La crisi della Nazionale Italiana di calcio perdura da anni e, dopo la deludente performance al Mondiale del 2010 in Sudafrica, la FIGC decise di affidare a Roberto Baggio la presidenza del Settore Tecnico. L’intento era quello di risollevare un movimento calcistico che, nonostante il trionfo del 2006, mostrava segnali di declino. Da quella nomina scaturì un lavoro monumentale: un piano di 900 pagine volto a rinnovare profondamente l’intero sistema calcistico italiano, dalla formazione dei giovani talenti alla preparazione degli allenatori.
L’eliminazione al primo turno del Mondiale 2010 mise in luce limiti strutturali significativi: una scarsa produzione di talenti, metodologie di allenamento obsolete e una carente attenzione all’educazione tecnica dei giovani calciatori. Baggio, Pallone d’Oro e simbolo indiscusso del calcio italiano, si propose di affrontare alla radice i problemi che ostacolavano la crescita del movimento, restituendo centralità a qualità, cultura sportiva e competenze didattiche.
Il ‘piano Baggio’ si articolava su punti salienti e idee chiave, miranti a una riforma totale. Elaborato con un team di 50 collaboratori, il progetto abbracciava ogni aspetto della formazione calcistica. Tra le proposte principali figuravano:
- Rivoluzione nella formazione degli allenatori: selezione di istruttori tramite criteri più rigorosi, con un percorso di studi e competenze educative certificate.
- Scouting capillare sul territorio: suddivisione dell’Italia in 100 distretti, ciascuno monitorato da tecnici federali incaricati di visionare migliaia di partite ogni anno.

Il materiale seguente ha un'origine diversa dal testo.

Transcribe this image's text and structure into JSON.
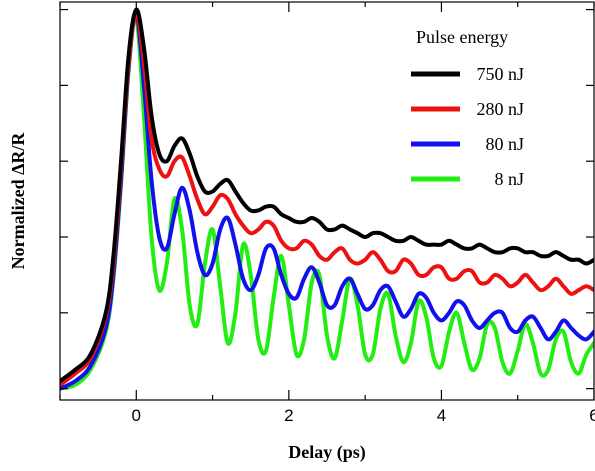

- Archivio digitale nazionale: creazione di piattaforme video, database tecnici e strumenti per seguire l’evoluzione dei giovani calciatori nel tempo.
- Valutazioni tecniche avanzate: introduzione di test specifici per misurare il rapporto con la palla, la coordinazione e l’intelligenza di gioco, superando l’eccessiva enfasi sulla prestanza fisica.
- Centro studi permanente: collaborazione tra ricercatori e stagisti universitari con gli allenatori per sviluppare metodologie moderne basate su dati e innovazione.
- Valori etici come fondamento: integrazione della formazione morale e della responsabilità sociale come elementi centrali del percorso giovanile.
Il progetto mirava a costruire un sistema calcistico più moderno, meritocratico e pedagogico, in linea con i modelli di paesi leader come Spagna, Francia e Germania.
Tuttavia, la presentazione del dossier avvenne nel dicembre 2011 e l’accoglienza fu gelida. In un incontro durato solo pochi minuti, Baggio percepì la mancanza di volontà da parte della FIGC di applicare il piano. Nonostante l’annuncio di uno stanziamento di 10 milioni di euro, i fondi non furono mai erogati. Le priorità federali cambiarono e gran parte dell’impianto originario del piano fu accantonato.
Dopo mesi di frustrazione, nel gennaio 2013, Baggio si dimise dall’incarico, denunciando l’impossibilità di portare avanti un progetto rimasto “bloccato nei cassetti” e la sua marginalità nelle dinamiche federali. Le sue dimissioni furono seguite da dichiarazioni della FIGC che confermarono l’approvazione formale del piano, ma anche le divergenze su come attuarlo.
A oltre dieci anni di distanza, il calcio italiano continua a fronteggiare difficoltà strutturali: la produzione di talenti è scarsa, i vivai sono in crisi e la Nazionale è costretta a inseguire. Le mancate qualificazioni ai Mondiali e l’attuale crisi evidenziano come il piano di Baggio rappresenti un’opportunità non colta. Un progetto che avrebbe potuto anticipare problemi divenuti evidenti solo successivamente e, forse, cambiare la traiettoria del nostro movimento calcistico.
Il ‘dossier Baggio’ rimane una testimonianza di lungimiranza, una visione che avrebbe potuto proiettare il calcio italiano verso un futuro migliore. Oggi, mentre la Nazionale Italiana lotta per ritrovare identità e continuità, quelle 900 pagine tornano d’attualità come simbolo di ciò che si sarebbe potuto realizzare e che non è stato fatto.